Er setzte in Folge die Kognition mit dem Prozess des Lebens gleich, veröffentlichte seine Ideen 1970 und es begann die Zusammenarbeit mit Francisco Varela, einem jüngeren Gehirnwissenschaftler. Die beiden entwickelten den Begriff Autopoiese und veröffentlichten 2 Jahre später ihre erste Beschreibung dieses Begriffes. In ihrem Aufsatz gehen sie davon aus, dass die Autopoiese ein allgemeines Organisationsmuster ist, das allen lebenden Systemen gemeinsam ist, wie auch immer ihre Bestandteile beschaffen sein mögen. Sie betonen, dass die Organisation des Systems unabhängig von den Eigenschaften seiner Bestandteile ist, sodass sich eine bestimmte Organisation auf viele verschiedene Weisen durch viele verschiedene Arten von Bestandteilen verkörpern kann. Nach Maturana und Varela ist der Begriff der Autopoiese notwendig und ausreichend, um die Organisation lebender Systeme zu charakterisieren.

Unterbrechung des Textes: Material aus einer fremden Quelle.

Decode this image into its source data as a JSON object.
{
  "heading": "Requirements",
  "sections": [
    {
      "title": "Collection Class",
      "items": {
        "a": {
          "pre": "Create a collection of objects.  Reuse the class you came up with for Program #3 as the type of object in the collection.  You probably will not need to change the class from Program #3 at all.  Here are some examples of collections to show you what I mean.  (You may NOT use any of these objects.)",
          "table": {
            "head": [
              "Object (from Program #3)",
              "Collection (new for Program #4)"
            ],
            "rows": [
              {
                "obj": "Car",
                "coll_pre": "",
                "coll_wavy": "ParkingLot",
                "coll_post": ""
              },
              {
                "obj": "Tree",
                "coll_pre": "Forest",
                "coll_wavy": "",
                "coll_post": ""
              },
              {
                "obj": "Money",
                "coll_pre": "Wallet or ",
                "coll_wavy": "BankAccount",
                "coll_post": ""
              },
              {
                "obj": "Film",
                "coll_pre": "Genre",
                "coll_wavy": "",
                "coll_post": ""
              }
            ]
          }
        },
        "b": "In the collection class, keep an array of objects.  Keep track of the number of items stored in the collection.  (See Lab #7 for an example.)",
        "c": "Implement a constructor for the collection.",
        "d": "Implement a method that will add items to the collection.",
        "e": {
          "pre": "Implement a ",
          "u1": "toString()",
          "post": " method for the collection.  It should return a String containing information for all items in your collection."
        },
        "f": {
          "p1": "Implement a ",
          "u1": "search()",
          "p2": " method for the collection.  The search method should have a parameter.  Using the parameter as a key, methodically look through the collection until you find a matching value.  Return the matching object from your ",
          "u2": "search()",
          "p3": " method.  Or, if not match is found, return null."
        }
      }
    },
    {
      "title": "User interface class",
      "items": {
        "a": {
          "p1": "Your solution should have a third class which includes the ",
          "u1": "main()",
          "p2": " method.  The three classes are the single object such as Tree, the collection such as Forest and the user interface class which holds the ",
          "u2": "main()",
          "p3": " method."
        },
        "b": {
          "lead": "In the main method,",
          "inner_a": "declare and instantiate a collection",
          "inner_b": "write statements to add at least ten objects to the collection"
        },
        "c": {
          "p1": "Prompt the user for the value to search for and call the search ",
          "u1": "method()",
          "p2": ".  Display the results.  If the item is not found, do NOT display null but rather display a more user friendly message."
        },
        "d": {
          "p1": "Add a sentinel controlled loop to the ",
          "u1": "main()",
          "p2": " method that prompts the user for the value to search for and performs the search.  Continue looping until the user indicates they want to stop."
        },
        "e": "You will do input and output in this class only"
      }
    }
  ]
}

Maturana entwickelte in den 60er Jahren den neuen Begriff des Geistes: der Geist ist kein Ding, sondern ein Prozess - der eigentliche Prozess des Lebens. 1969 präsentierte er diesen Grundgedanken auf einer Konferenz über Kognition in Chicago. Zusammen mit Varela entwickelte Maturana eine Systemtheorie der Kognition, die auch Santiago-Theorie genannt wird. In dieser Theorie wird die Kognition, der Erkenntnisprozess mit dem Prozess des Lebens gleichgesetzt. Maturana über Sprache und Kommunikation: Kommunikation ist nach Maturana nicht eine Übermittelung von Information, sondern vielmehr eine Verhaltenskoordination zwischen lebenden Organismen durch wechselseitige, strukturelle Koppelung. Nach Maturana können wir das menschliche Bewusstsein nur durch die Sprache sowie durch den gesamten sozialen Kontakt verstehen, in den diese eingebettet ist."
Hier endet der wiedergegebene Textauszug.